I retired 8 years ago, one of the best decisions I ever made. I was executive vp for a large Fortune 500 company. Very high stress, high anxiety, long hours but also high salary and bonus. 50 to 60+ hour weeks were the norm and lots of business travel which gets old quickly. I actually liked my job but it was just overwhelming in so many ways.
Told my wife I was retiring and she was ecstatic. A couple weeks after retirement she said I was a new person, happy, jovial, relaxed, no longer uptight, got my old personality back. I had numerous offers from various corporations but said no to all.
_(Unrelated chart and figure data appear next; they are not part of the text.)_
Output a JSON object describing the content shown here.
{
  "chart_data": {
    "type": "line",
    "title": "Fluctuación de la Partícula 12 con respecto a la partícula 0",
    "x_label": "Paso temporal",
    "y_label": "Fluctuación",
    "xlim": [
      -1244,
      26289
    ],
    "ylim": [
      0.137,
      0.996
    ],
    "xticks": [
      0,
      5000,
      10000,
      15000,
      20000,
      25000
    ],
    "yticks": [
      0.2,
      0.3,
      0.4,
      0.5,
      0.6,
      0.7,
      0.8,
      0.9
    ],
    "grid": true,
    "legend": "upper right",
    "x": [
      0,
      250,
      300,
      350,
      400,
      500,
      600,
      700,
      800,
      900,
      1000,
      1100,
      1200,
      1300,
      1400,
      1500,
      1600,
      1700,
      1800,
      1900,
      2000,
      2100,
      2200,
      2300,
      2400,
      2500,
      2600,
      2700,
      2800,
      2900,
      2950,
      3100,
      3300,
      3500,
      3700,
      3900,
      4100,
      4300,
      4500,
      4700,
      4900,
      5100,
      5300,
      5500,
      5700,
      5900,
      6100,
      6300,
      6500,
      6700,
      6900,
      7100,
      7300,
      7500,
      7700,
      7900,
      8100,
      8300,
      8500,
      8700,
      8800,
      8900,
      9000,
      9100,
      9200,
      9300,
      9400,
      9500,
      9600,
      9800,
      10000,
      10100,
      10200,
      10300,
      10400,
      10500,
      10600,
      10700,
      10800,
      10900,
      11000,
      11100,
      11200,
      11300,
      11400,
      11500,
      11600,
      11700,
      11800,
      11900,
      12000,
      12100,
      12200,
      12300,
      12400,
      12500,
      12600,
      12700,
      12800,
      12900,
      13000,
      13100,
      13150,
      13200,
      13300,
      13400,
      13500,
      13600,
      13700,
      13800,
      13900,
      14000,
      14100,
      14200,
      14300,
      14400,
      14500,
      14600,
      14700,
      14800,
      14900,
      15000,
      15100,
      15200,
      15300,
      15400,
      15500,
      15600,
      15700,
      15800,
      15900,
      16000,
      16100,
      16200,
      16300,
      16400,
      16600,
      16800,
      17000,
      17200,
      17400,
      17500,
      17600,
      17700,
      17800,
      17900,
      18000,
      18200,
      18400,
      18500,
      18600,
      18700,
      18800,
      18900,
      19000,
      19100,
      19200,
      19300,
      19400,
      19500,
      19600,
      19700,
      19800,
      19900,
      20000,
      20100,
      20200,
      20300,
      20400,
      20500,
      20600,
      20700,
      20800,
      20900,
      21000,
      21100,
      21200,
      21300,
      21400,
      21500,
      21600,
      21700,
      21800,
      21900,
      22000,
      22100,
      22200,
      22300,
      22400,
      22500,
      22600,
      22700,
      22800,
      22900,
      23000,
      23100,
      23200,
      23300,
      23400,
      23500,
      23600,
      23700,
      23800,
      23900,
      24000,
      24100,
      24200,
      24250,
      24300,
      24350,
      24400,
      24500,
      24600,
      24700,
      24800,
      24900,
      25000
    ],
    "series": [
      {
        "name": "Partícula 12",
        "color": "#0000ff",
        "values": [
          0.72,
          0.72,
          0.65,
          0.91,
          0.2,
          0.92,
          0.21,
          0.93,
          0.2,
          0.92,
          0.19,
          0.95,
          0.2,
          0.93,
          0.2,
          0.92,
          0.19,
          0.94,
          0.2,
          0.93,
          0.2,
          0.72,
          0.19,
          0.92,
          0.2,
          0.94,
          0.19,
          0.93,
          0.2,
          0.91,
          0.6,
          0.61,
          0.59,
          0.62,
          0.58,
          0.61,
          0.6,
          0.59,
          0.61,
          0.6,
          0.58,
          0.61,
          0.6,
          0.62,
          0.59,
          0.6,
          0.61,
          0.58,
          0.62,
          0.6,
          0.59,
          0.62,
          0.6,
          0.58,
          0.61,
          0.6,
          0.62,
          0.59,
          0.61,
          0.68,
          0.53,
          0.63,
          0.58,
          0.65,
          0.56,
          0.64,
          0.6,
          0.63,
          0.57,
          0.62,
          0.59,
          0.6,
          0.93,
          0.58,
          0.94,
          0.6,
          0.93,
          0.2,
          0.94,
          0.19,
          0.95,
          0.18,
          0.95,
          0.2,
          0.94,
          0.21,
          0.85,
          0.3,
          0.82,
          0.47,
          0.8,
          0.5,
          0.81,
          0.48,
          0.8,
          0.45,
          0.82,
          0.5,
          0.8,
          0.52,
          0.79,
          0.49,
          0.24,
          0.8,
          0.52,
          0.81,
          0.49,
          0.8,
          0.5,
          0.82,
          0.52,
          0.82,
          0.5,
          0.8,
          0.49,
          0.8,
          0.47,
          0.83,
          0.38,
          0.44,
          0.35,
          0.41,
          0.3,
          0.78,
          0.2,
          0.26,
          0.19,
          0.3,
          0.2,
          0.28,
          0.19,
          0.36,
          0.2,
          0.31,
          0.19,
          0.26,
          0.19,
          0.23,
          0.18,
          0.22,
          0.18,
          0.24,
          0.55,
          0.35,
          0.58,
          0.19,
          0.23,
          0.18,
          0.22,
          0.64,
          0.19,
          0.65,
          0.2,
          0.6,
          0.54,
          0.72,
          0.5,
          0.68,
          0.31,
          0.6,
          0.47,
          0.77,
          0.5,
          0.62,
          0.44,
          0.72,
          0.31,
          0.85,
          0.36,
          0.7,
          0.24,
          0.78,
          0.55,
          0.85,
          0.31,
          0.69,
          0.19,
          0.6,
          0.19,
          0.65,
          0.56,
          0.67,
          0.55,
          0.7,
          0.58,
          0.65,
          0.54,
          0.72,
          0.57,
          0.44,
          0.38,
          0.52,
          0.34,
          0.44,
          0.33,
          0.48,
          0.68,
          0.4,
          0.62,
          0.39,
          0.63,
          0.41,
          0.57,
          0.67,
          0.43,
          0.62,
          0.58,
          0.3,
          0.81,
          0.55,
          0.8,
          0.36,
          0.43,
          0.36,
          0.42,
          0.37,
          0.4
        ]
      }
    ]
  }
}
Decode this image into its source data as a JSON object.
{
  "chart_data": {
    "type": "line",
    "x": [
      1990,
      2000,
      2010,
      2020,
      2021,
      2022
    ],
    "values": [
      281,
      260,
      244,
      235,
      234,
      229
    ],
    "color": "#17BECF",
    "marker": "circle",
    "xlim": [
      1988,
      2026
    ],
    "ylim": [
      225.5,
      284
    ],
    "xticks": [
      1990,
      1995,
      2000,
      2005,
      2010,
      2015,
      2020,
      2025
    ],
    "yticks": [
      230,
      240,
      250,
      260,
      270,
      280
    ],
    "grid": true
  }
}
Had no desire to seek another job. I have so many interests that 24 hours a day is not enough time to pursue them all. I’m an avid fisherman, hunter, boater. I love gardening (growing my vegetable garden), reading, seeing movies, dozens of social activities. We travel numerous times a year around the states and the world. And the list goes on and on. We planned our retirement financially well so no problems there. We actually have more after tax income than when I was working.
I think one of the keys to a happy retirement is having interests and hobbies and real plans of things you plan to do. I find people who don’t have these generally are not happy in retirement. I have a friend and neighbor who retired as a VP/CFO from a large engineering company. Really had no hobbies or outside interests. After 2 years he was back working as VP of operations for another engineering firm. He just turned 70 and has been back working for 3.5 years now. And that’s just fine but it’s not for me.
As I tell people I’d rather watch paint dry than go back to work.